Misa Kuranaga shines as an angelic Juliet, delivering a passionate portrayal of the troubled tween. Her size helps — Kuranaga is downright sylphlike — but grace and innocence flow through aspects of her Juliet that go beyond the physical. Nelson Madrigal is her reassuring Romeo, smitten yet confident as a Romeo should be. Cranko's choreography demands more of a devotion to character than technical skill or endurance, and these two deliver.

In one of the few instances when Cranko calls for a display of virtuosity, Madrigal joins Paulo Arrais as Mercutio and Jeffrey Cirio as Benvolio in a bad−boy trio of whirling dervishes. Giddy to sneak into the Capulet ball in plain sight, the three firecrackers tackle Cranko's devilishly difficult series of double tours en l'air in a way that is utterly satisfying to watch.

The importance of a skilled corps cannot be overstated in a large−scale production, and one of the most effective moments of Cranko's ballet takes place at the Capulet ball, where cloaked nobles stalk stiffly about the stage with their upper backs tilted back over their tailbones. Their courtly interactions are eerily reserved, and the audience feels it has happened upon a medieval cult.

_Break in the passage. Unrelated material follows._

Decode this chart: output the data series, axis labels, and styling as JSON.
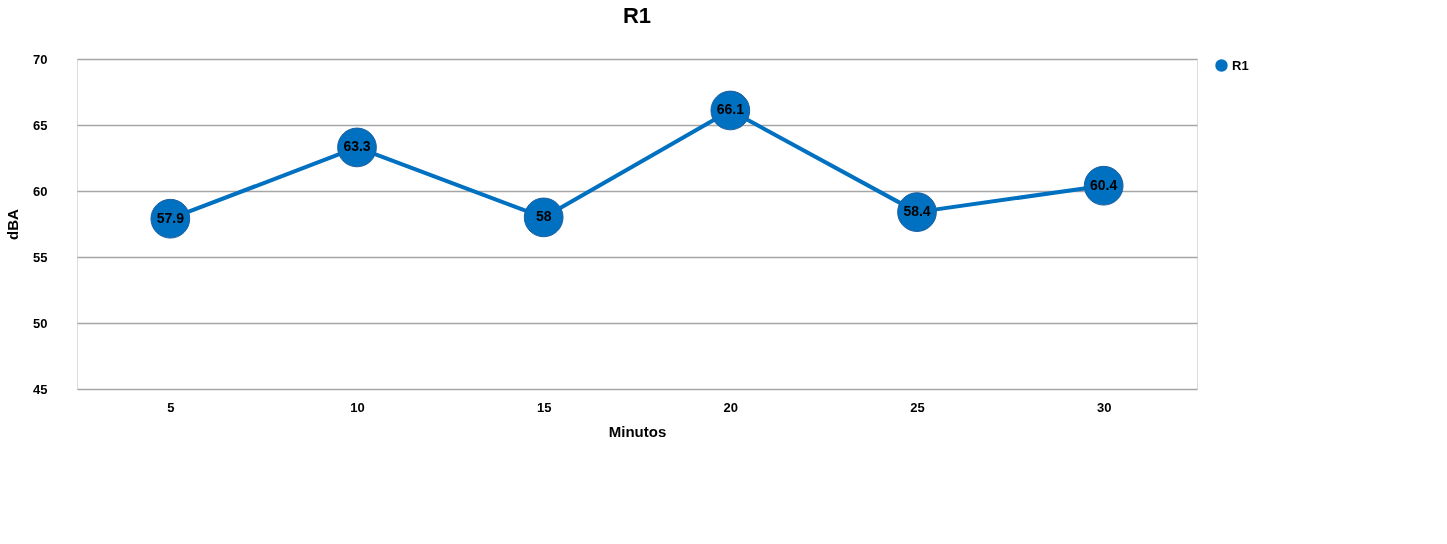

The challenge of a set designer for this ballet is in finding a way to grab the attention of an audience who surely knows what to expect from its characters from the first note to the final curtain — Artistic Director Mikko Nissinen mentions in his letter in the ballet's program that "Romeo and Juliet is one of the most reproduced stories of all time." Instead of crafting an overbearing Verona set to frame the overly familiar plotline, Susan Benson has concocted a simple and dignified, yet descriptive set.

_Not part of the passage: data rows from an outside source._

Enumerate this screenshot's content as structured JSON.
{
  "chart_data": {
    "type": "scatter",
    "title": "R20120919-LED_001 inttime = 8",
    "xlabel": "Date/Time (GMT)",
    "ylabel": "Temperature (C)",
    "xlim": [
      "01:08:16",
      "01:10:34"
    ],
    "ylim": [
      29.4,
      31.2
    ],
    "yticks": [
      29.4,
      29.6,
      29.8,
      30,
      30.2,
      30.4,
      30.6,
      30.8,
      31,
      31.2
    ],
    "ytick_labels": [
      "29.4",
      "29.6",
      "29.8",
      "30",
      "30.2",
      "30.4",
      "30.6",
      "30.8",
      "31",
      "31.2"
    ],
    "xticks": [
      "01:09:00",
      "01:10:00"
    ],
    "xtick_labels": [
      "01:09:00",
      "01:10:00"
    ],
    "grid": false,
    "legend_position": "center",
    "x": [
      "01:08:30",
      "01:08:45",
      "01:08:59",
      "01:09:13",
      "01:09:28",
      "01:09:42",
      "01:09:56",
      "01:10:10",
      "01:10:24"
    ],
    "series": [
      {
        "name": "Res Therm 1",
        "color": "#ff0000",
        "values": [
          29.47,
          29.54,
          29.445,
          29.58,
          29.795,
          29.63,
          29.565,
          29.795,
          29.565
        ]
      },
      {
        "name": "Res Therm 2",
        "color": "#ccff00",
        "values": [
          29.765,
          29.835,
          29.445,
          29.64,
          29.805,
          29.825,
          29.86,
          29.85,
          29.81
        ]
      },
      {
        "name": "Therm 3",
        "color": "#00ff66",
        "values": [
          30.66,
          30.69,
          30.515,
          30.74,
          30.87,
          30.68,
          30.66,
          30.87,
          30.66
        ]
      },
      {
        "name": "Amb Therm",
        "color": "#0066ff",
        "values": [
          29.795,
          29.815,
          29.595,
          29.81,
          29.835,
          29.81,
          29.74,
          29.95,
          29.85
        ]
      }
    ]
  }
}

The fabled balcony is crumbling and romantic, as it should be. Romeo and Juliet's honeymoon bed is similarly suiting. When the young lovers meet the meddlesome Friar (Boyko Dossev), they seem to seal their fates as they stand before a backdrop that evokes the gates of heaven itself. Most striking of all, a stone lion's head looms overhead the Capulet ballroom, matching the creepiness of its skulking attendees.

Juliet's staged death, and her genuine demise later on, proved the high point of the company's subtle approach to drama. The range of reactions to Juliet's unmoving body tells us everything we need to know about the relationships in Cranko's Verona. Finding her to be "dead" after drinking the Friar's sleeping potion, Tai Jimenez as Lady Capulet maintains a noble demeanor and accepts it in pained stride with a brisk stalk out of the room. Madrigal's Romeo, on the other hand, cannot accept the truth until he holds a limp Juliet in his arms.

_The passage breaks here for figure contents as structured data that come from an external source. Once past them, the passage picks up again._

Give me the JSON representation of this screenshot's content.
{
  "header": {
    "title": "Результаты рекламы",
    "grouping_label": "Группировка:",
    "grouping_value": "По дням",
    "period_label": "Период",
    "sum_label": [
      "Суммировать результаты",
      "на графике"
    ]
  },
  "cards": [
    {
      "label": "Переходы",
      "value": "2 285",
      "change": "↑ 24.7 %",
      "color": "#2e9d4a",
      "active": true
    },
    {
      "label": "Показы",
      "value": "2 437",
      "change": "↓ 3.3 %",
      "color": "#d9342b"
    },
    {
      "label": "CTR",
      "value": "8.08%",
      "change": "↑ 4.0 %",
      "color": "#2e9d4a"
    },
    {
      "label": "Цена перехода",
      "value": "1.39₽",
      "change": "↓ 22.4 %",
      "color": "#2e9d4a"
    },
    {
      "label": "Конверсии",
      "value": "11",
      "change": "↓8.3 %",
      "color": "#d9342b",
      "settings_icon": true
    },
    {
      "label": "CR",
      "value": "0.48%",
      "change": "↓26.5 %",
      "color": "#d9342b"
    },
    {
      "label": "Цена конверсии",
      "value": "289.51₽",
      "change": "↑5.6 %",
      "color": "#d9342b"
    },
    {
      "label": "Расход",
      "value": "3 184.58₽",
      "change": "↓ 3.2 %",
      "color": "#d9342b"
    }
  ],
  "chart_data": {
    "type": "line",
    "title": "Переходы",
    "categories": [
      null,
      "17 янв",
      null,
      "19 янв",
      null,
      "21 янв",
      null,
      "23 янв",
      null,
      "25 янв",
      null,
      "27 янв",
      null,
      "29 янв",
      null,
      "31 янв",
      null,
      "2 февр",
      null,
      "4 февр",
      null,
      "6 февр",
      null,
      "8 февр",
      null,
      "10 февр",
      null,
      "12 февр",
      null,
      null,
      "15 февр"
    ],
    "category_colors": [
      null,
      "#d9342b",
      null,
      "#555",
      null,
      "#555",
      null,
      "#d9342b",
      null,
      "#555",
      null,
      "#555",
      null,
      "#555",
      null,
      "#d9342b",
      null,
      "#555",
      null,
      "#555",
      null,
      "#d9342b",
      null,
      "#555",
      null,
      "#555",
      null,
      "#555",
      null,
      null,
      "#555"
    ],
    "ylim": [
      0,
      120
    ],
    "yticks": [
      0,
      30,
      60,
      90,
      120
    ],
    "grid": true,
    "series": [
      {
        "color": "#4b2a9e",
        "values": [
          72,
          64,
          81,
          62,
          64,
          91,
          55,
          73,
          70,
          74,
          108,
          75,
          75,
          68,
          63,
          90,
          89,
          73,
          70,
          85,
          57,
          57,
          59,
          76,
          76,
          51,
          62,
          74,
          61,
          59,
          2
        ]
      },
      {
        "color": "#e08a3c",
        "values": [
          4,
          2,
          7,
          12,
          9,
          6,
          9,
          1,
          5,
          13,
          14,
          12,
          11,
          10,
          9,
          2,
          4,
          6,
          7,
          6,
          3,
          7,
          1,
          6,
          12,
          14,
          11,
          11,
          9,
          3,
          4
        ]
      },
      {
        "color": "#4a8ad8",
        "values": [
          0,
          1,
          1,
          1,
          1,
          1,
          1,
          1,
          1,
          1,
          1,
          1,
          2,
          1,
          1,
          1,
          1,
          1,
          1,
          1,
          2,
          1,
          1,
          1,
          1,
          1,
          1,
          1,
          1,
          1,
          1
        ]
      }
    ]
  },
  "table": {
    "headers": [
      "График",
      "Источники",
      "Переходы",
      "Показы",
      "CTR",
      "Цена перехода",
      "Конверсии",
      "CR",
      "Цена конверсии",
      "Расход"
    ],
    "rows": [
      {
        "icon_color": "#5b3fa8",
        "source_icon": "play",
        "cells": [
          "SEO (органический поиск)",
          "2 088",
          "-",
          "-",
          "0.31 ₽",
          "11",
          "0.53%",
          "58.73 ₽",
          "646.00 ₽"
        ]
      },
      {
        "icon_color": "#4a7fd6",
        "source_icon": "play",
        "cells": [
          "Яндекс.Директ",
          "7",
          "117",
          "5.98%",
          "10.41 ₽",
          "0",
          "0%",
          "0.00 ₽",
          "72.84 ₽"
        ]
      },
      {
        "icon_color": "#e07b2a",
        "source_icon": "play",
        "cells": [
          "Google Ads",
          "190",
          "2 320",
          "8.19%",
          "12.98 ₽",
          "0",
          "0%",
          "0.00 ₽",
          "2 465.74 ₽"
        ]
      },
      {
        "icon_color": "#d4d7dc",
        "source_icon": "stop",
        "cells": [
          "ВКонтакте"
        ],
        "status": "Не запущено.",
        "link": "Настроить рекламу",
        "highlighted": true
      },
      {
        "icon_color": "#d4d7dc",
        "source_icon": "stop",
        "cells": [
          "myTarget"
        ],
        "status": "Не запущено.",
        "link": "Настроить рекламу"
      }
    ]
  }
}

Jonathan McPhee leads a splendidly vigorous orchestra through Sergei Prokoviev's heartfelt score. As much as its dancing, acting or backdrop, "Romeo and Juliet's" music brings character to the ballet, and little more could have been asked of the musicians.

Notably, Cranko's ballet does not end with the typical reconciliation between the Capulets and Montagues — there is neither symbolic shaking of hands nor any solemn nods among enemies who must come together in sorrow. Instead, Cranko's curtain closes on the two lovers lying dead in each other's arms — opening again only to show the dancers defiantly standing in front of their early grave.